With Iraq's president hailing from the Kurdish minority and Kurds overrepresented in the Baghdad parliament, almost all said they had an obligation to vote "yes.'' But many did so unwillingly.

"The Kurdish parties promised us the world before the January elections, but they have done nothing since," said Hussein Ibrahim, owner of a sportswear store in central Sulaimaniyah.

"If I had had a choice, I would have voted 'no.' "

After another night of severe electricity cuts throughout Sulaimaniyah, housewife Bafreen Latif made a more radical, last-minute decision: to boycott the referendum.

"I think a lot of people didn't turn out this time around because they are unhappy with the [Kurdish] parties," said Jemal Hussein Wali, supervisor of five polling stations in the poor Sulaimaniyah district of Haji Han.

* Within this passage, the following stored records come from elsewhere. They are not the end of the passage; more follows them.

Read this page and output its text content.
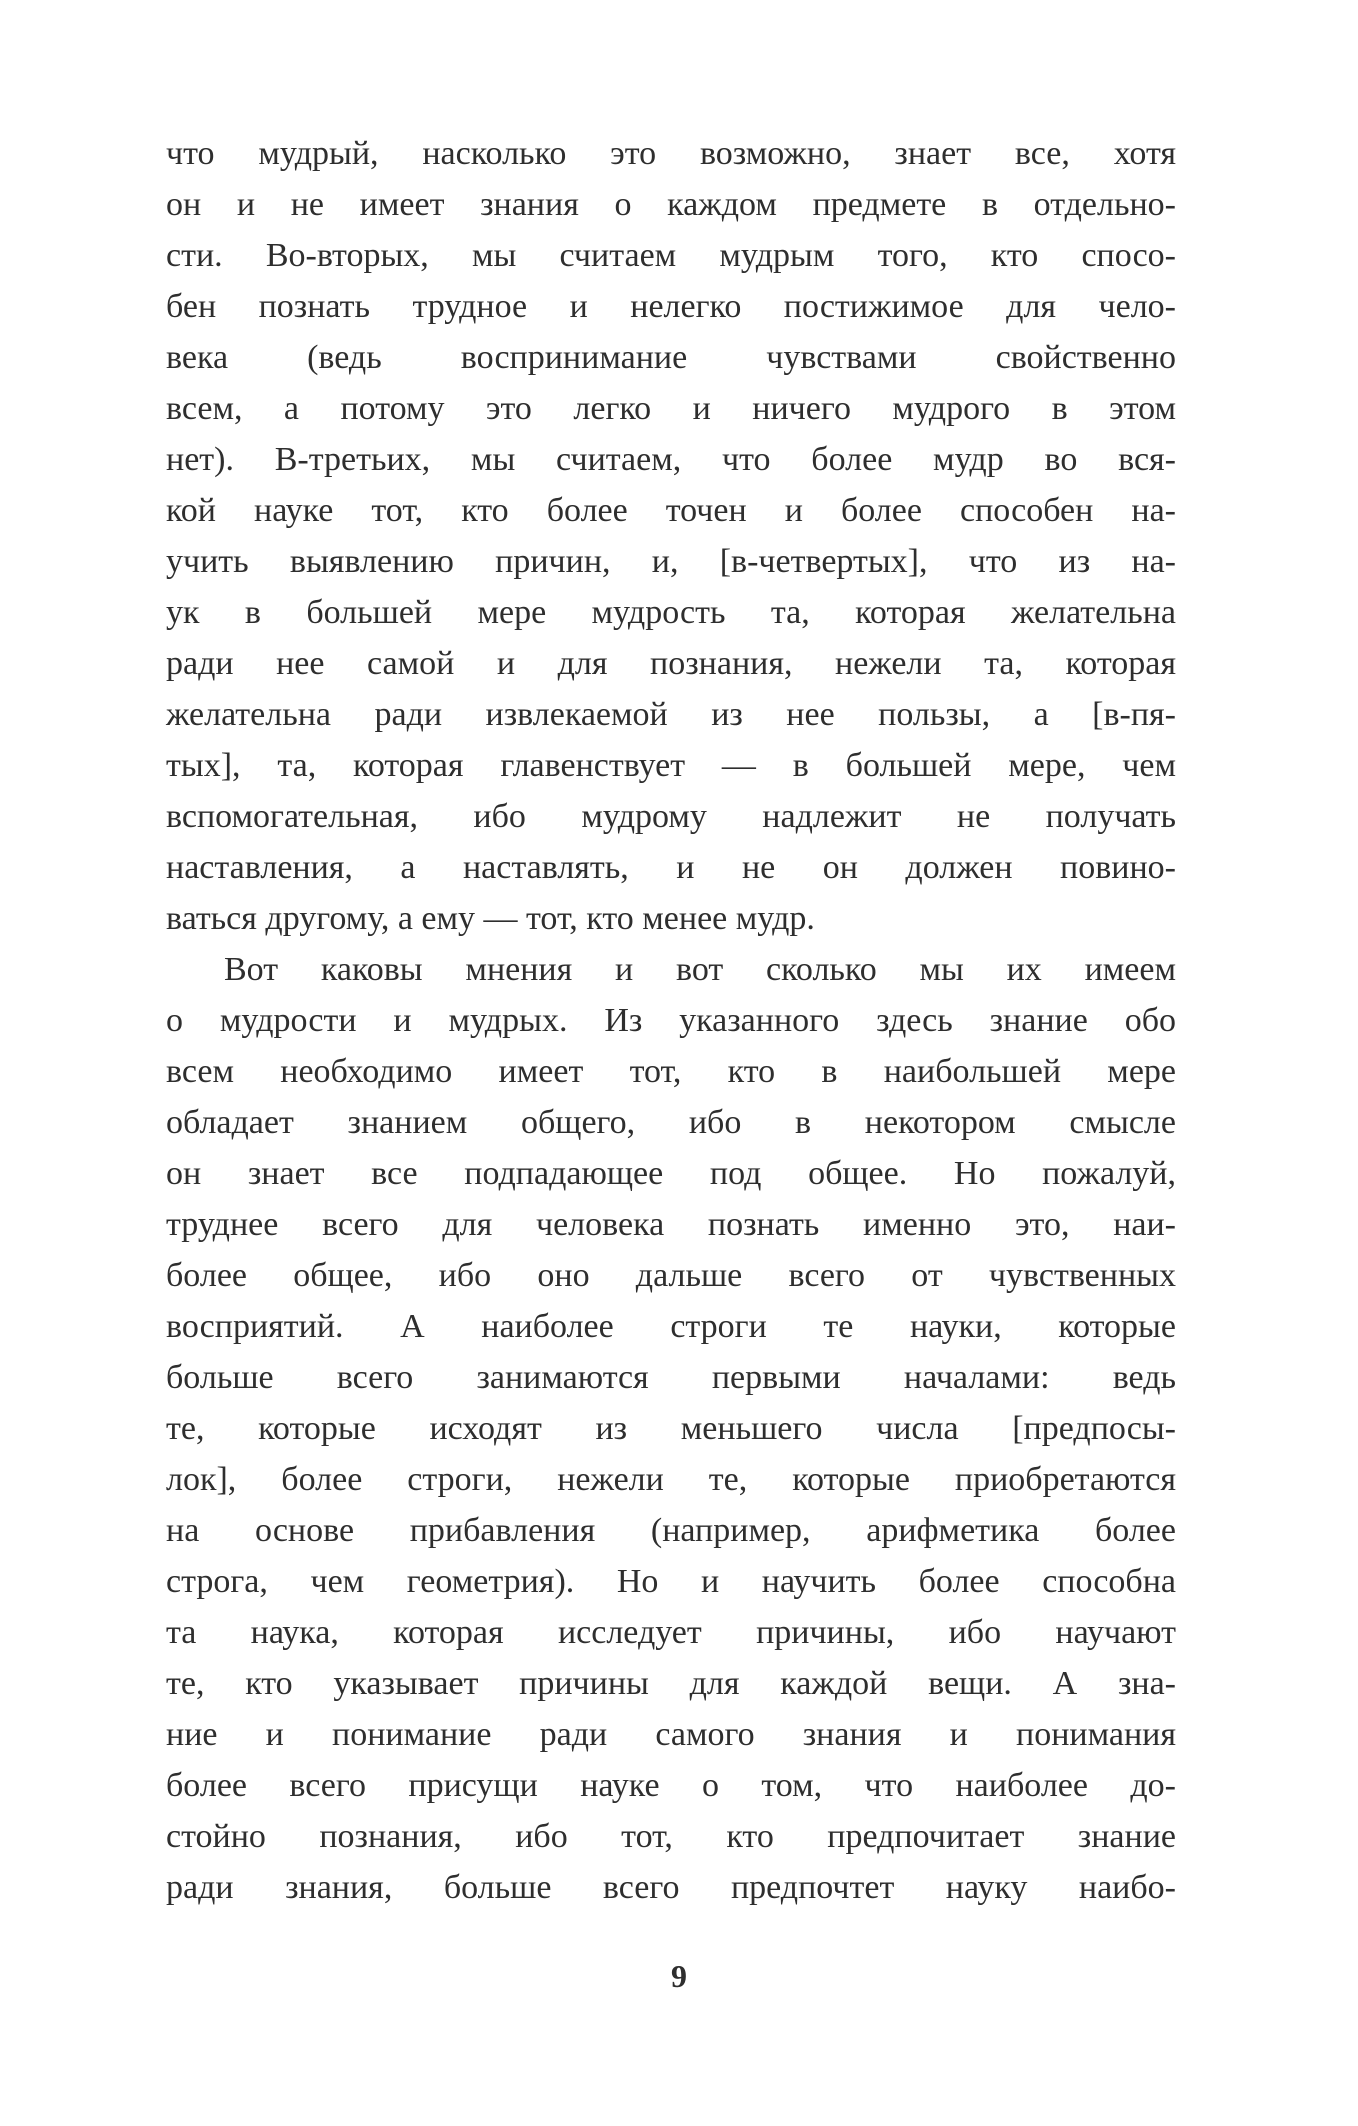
что мудрый, насколько это возможно, знает все, хотя
он и не имеет знания о каждом предмете в отдельно-
сти. Во-вторых, мы считаем мудрым того, кто спосо-
бен познать трудное и нелегко постижимое для чело-
века (ведь воспринимание чувствами свойственно
всем, а потому это легко и ничего мудрого в этом
нет). В-третьих, мы считаем, что более мудр во вся-
кой науке тот, кто более точен и более способен на-
учить выявлению причин, и, [в-четвертых], что из на-
ук в большей мере мудрость та, которая желательна
ради нее самой и для познания, нежели та, которая
желательна ради извлекаемой из нее пользы, а [в-пя-
тых], та, которая главенствует — в большей мере, чем
вспомогательная, ибо мудрому надлежит не получать
наставления, а наставлять, и не он должен повино-
ваться другому, а ему — тот, кто менее мудр.
Вот каковы мнения и вот сколько мы их имеем
о мудрости и мудрых. Из указанного здесь знание обо
всем необходимо имеет тот, кто в наибольшей мере
обладает знанием общего, ибо в некотором смысле
он знает все подпадающее под общее. Но пожалуй,
труднее всего для человека познать именно это, наи-
более общее, ибо оно дальше всего от чувственных
восприятий. А наиболее строги те науки, которые
больше всего занимаются первыми началами: ведь
те, которые исходят из меньшего числа [предпосы-
лок], более строги, нежели те, которые приобретаются
на основе прибавления (например, арифметика более
строга, чем геометрия). Но и научить более способна
та наука, которая исследует причины, ибо научают
те, кто указывает причины для каждой вещи. А зна-
ние и понимание ради самого знания и понимания
более всего присущи науке о том, что наиболее до-
стойно познания, ибо тот, кто предпочитает знание
ради знания, больше всего предпочтет науку наибо-
9
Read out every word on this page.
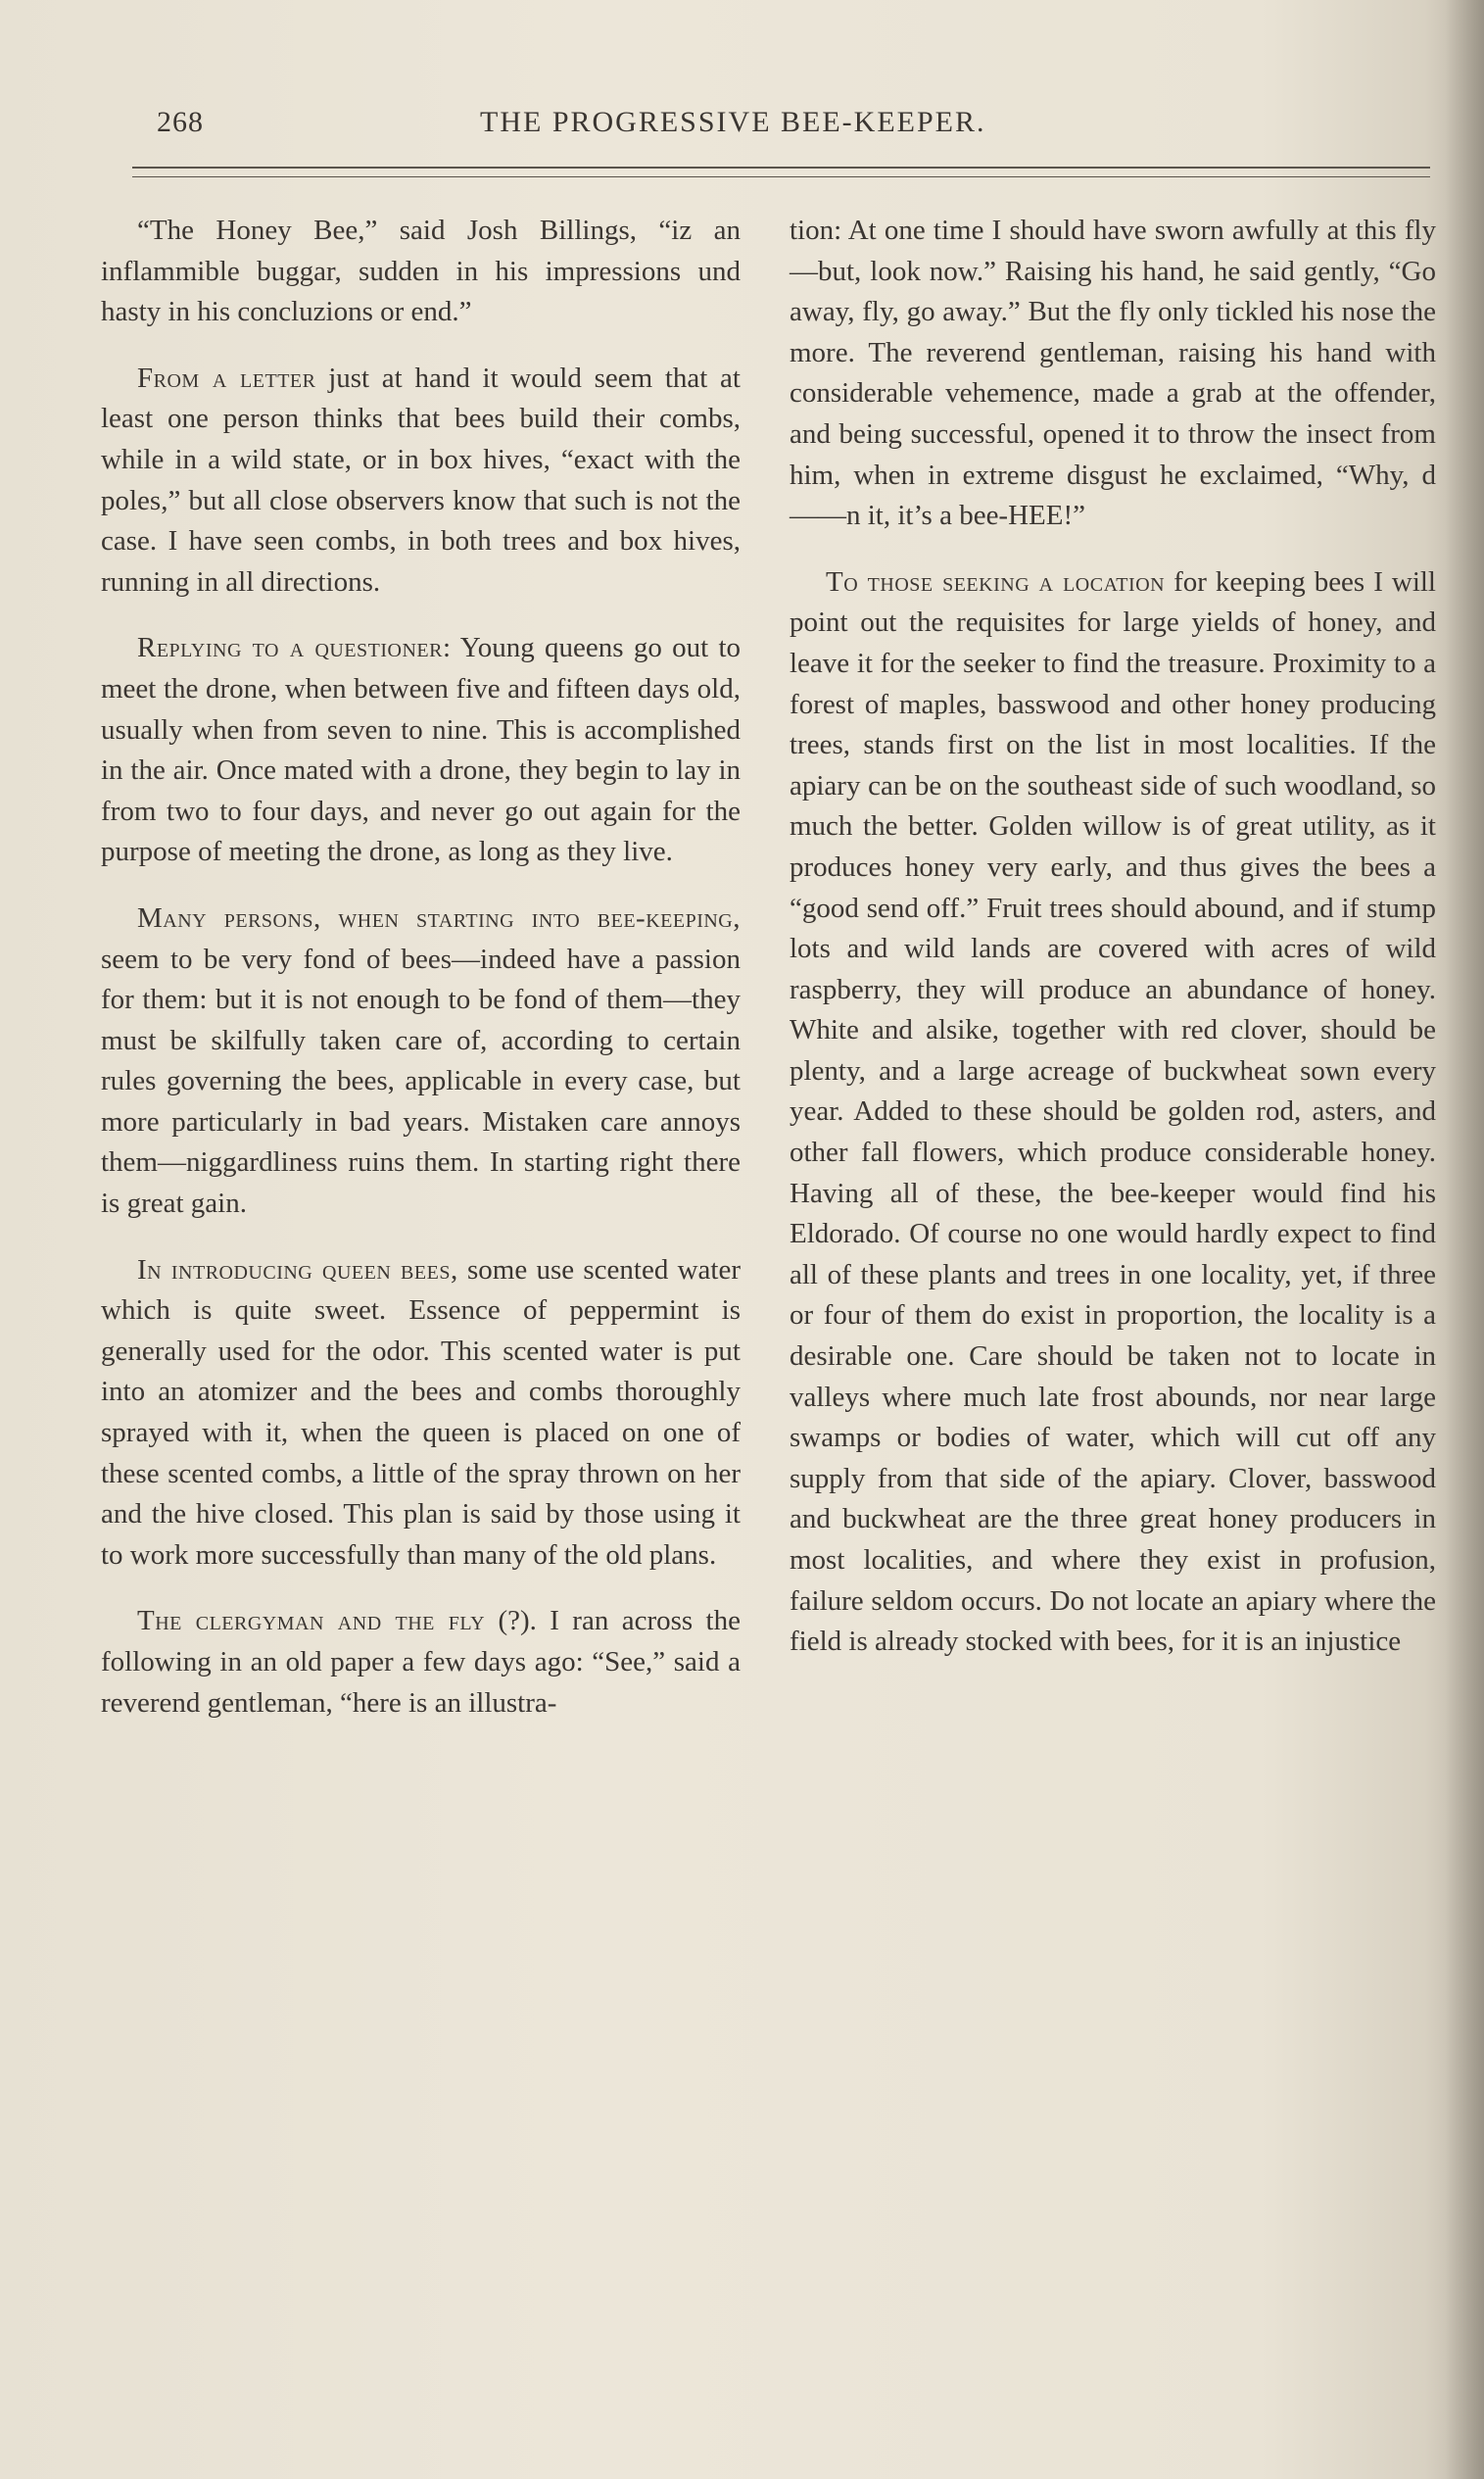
268	THE PROGRESSIVE BEE-KEEPER.

“The Honey Bee,” said Josh Billings, “iz an inflammible buggar, sudden in his impressions und hasty in his concluzions or end.”

From a letter just at hand it would seem that at least one person thinks that bees build their combs, while in a wild state, or in box hives, “exact with the poles,” but all close observers know that such is not the case. I have seen combs, in both trees and box hives, running in all directions.

Replying to a questioner: Young queens go out to meet the drone, when between five and fifteen days old, usually when from seven to nine. This is accomplished in the air. Once mated with a drone, they begin to lay in from two to four days, and never go out again for the purpose of meeting the drone, as long as they live.

Many persons, when starting into bee-keeping, seem to be very fond of bees—indeed have a passion for them: but it is not enough to be fond of them—they must be skilfully taken care of, according to certain rules governing the bees, applicable in every case, but more particularly in bad years. Mistaken care annoys them—niggardliness ruins them. In starting right there is great gain.

In introducing queen bees, some use scented water which is quite sweet. Essence of peppermint is generally used for the odor. This scented water is put into an atomizer and the bees and combs thoroughly sprayed with it, when the queen is placed on one of these scented combs, a little of the spray thrown on her and the hive closed. This plan is said by those using it to work more successfully than many of the old plans.

The clergyman and the fly (?). I ran across the following in an old paper a few days ago: “See,” said a reverend gentleman, “here is an illustra-

tion: At one time I should have sworn awfully at this fly—but, look now.” Raising his hand, he said gently, “Go away, fly, go away.” But the fly only tickled his nose the more. The reverend gentleman, raising his hand with considerable vehemence, made a grab at the offender, and being successful, opened it to throw the insect from him, when in extreme disgust he exclaimed, “Why, d——n it, it’s a bee-HEE!”

To those seeking a location for keeping bees I will point out the requisites for large yields of honey, and leave it for the seeker to find the treasure. Proximity to a forest of maples, basswood and other honey producing trees, stands first on the list in most localities. If the apiary can be on the southeast side of such woodland, so much the better. Golden willow is of great utility, as it produces honey very early, and thus gives the bees a “good send off.” Fruit trees should abound, and if stump lots and wild lands are covered with acres of wild raspberry, they will produce an abundance of honey. White and alsike, together with red clover, should be plenty, and a large acreage of buckwheat sown every year. Added to these should be golden rod, asters, and other fall flowers, which produce considerable honey. Having all of these, the bee-keeper would find his Eldorado. Of course no one would hardly expect to find all of these plants and trees in one locality, yet, if three or four of them do exist in proportion, the locality is a desirable one. Care should be taken not to locate in valleys where much late frost abounds, nor near large swamps or bodies of water, which will cut off any supply from that side of the apiary. Clover, basswood and buckwheat are the three great honey producers in most localities, and where they exist in profusion, failure seldom occurs. Do not locate an apiary where the field is already stocked with bees, for it is an injustice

But while popular anger may be directed at the corruption and incompetence of local authorities, educated Kurds were riled by late changes to the constitution.

Until last week, a vote of approval on Saturday was supposed to set the constitution in stone. Afraid that Sunni Arabs would veto it, though, the U.S. managed to persuade the Shia- and Kurdish-dominated government to add an article permitting further changes to be made early next year.

"This is not a referendum on the constitution," said international election monitor Thomas von der Osten-Sacken. "It is a referendum on a referendum."

It remains to be seen whether the changes are enough to persuade Sunni Arabs to join the political process.

Editor of Hawlati, Iraqi Kurdistan's only independent newspaper, Assos Herdi said bitterly that they are nearly enough to persuade him to turn his back on politics.

"The elected government has been publicly debating this draft for a year now, and then they go and change it at the last moment, behind closed doors," he said.

"It just makes the whole process -- and the constitution -- look like a bad joke."